O'Connor intends A Good Man Is Hard to Find to be the study of a deeply conflicted character. The Misfit wants on one level to be good, or to be known as good, but he can't rationalize away or separate himself from his actions. At the same time as he's executing a family, he's trying to explain why he's only doing what is necessary. He also seems to feel some type of connection with the grandmother, as if they're both basically of the same substance, however dissimilar their lives have been.

After reading through the short story a few times, I realized that the Misfit is meant to symbolize Satan. His characterization as a misfit, murderer, deceiver and escaped convict are just the most obvious similarities between the two beings. Both his revelations about himself and his obsession with Jesus Christ bear out this comparison,.

Just about everything the Misfit says takes on an eerie double meaning if a background in traditional ideas about the Devil is known: he talks about how he was a "different breed of dog" from his siblings. (O'Connor 336) While talking about his past, he says "'I was a gospel singer for a while . . . I been most everything. Been in the arm service . . . been an undertaker . . . been in a tornado, seen a man burnt alive oncet . . . I even seen a woman flogged.'" (O'Connor 336) He talks about how he was put into solitary confinement for something to which he won't admit. When pressured by the grandmother to pray, he says, "I don't want no hep . . . I'm doing all right by myself."
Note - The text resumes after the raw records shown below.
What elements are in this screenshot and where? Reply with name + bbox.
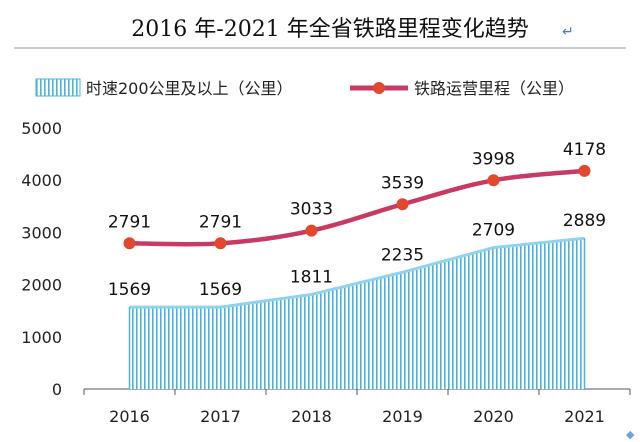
line-marker <box>214 237 227 250</box>
line-data-label: 3998 <box>472 149 515 169</box>
line-marker <box>123 237 136 250</box>
line-series <box>123 164 591 250</box>
legend-swatch-marker <box>373 82 385 94</box>
y-tick-label: 4000 <box>21 171 62 190</box>
area-series <box>128 236 586 389</box>
x-tick-label: 2021 <box>564 407 605 426</box>
y-axis: 0 1000 2000 3000 4000 5000 <box>21 119 62 399</box>
line-data-label: 3539 <box>381 173 424 193</box>
area-data-label: 2889 <box>563 211 606 231</box>
legend-label-line: 铁路运营里程（公里） <box>414 79 574 98</box>
y-tick-label: 5000 <box>21 119 62 138</box>
chart-title: 2016 年-2021 年全省铁路里程变化趋势 <box>131 17 528 42</box>
data-labels: 1569 1569 1811 2235 2709 2889 2791 2791 3033 3539… <box>108 140 606 300</box>
x-tick-label: 2017 <box>200 407 241 426</box>
y-tick-label: 2000 <box>21 276 62 295</box>
area-data-label: 2235 <box>381 245 424 265</box>
line-data-label: 3033 <box>290 200 333 220</box>
area-fill <box>129 238 585 389</box>
corner-arrow-icon: ◆ <box>626 428 635 441</box>
area-data-label: 1811 <box>290 267 333 287</box>
line-data-label: 2791 <box>108 212 151 232</box>
area-data-label: 1569 <box>108 280 151 300</box>
legend-swatch-area <box>35 78 81 97</box>
line-data-label: 2791 <box>199 212 242 232</box>
title-return-mark: ↵ <box>562 24 574 40</box>
line-marker <box>396 198 409 211</box>
line-path <box>129 168 585 247</box>
y-tick-label: 0 <box>52 380 62 399</box>
y-tick-label: 1000 <box>21 328 62 347</box>
legend: 时速200公里及以上（公里） 铁路运营里程（公里） <box>35 78 574 98</box>
y-tick-label: 3000 <box>21 223 62 242</box>
legend-label-area: 时速200公里及以上（公里） <box>86 79 293 98</box>
x-tick-label: 2020 <box>473 407 514 426</box>
area-top-edge <box>129 236 585 309</box>
line-marker <box>487 174 500 187</box>
x-axis: 2016 2017 2018 2019 2020 2021 <box>83 388 631 426</box>
x-tick-label: 2018 <box>291 407 332 426</box>
area-data-label: 1569 <box>199 280 242 300</box>
line-marker <box>305 224 318 237</box>
line-data-label: 4178 <box>563 140 606 160</box>
x-tick-label: 2019 <box>382 407 423 426</box>
area-data-label: 2709 <box>472 221 515 241</box>
line-marker <box>578 164 591 177</box>
x-tick-label: 2016 <box>109 407 150 426</box>
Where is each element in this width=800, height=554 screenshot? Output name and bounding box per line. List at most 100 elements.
After realizing that the Misfit is symbolic of Satan, his speeches about Jesus take on greater significance. The Misfit attempts to set himself as equivalent to Jesus, but his comparison fails, both within the context of the story and without: "It was the same with [Jesus] as with me except He hadn't committed any crime and they could prove I had committed one because they had the papers on me." (O'Connor 338) He also says multiple times that "Jesus thown everything off balance." (O'Connor 338) His oversimplification of possible reactions to Christ reminds me somewhat of the serpent's deceit in the garden of Eden: "If He did what He said, then it's nothing for you to do but thow away everything and follow Him, and if He didn't, then it's nothing for you to do but enjoy the few minutes you've got left the best way you can -- by killing somebody or burning down his house or doing some other meanness to him." (O'Connor 338)

This connection between the Misfit and the grandmother also takes on new meaning, if we extend the symbolism somewhat and apply the role of all humanity to the dysfunctional family. We are meant to see that no matter how we hold ourselves -- no matter how we lie or rationalize or ignore our true actions -- in some basic quality there is no difference between Satan and ourselves other than degree of actions. The grandmother may be no murderer or convict, but her pettiness and manipulation prove she is, inherently, the Misfit. And, O'Connor says, the same goes for all of us.


Bibliography

Meyer, Michael, ed. The Compact Bedford Introduction to Literature. 5th ed. Boston: Bedford/St. Martin's, 2000.

O'Connor, Flannery. "A Good Man Is Hard To Find." Meyer 328-339.

O'Connor, Flannery. "O'Connor on the Use of Exaggeration and Distortion (From 'Writing Short Stories')". Meyer 356.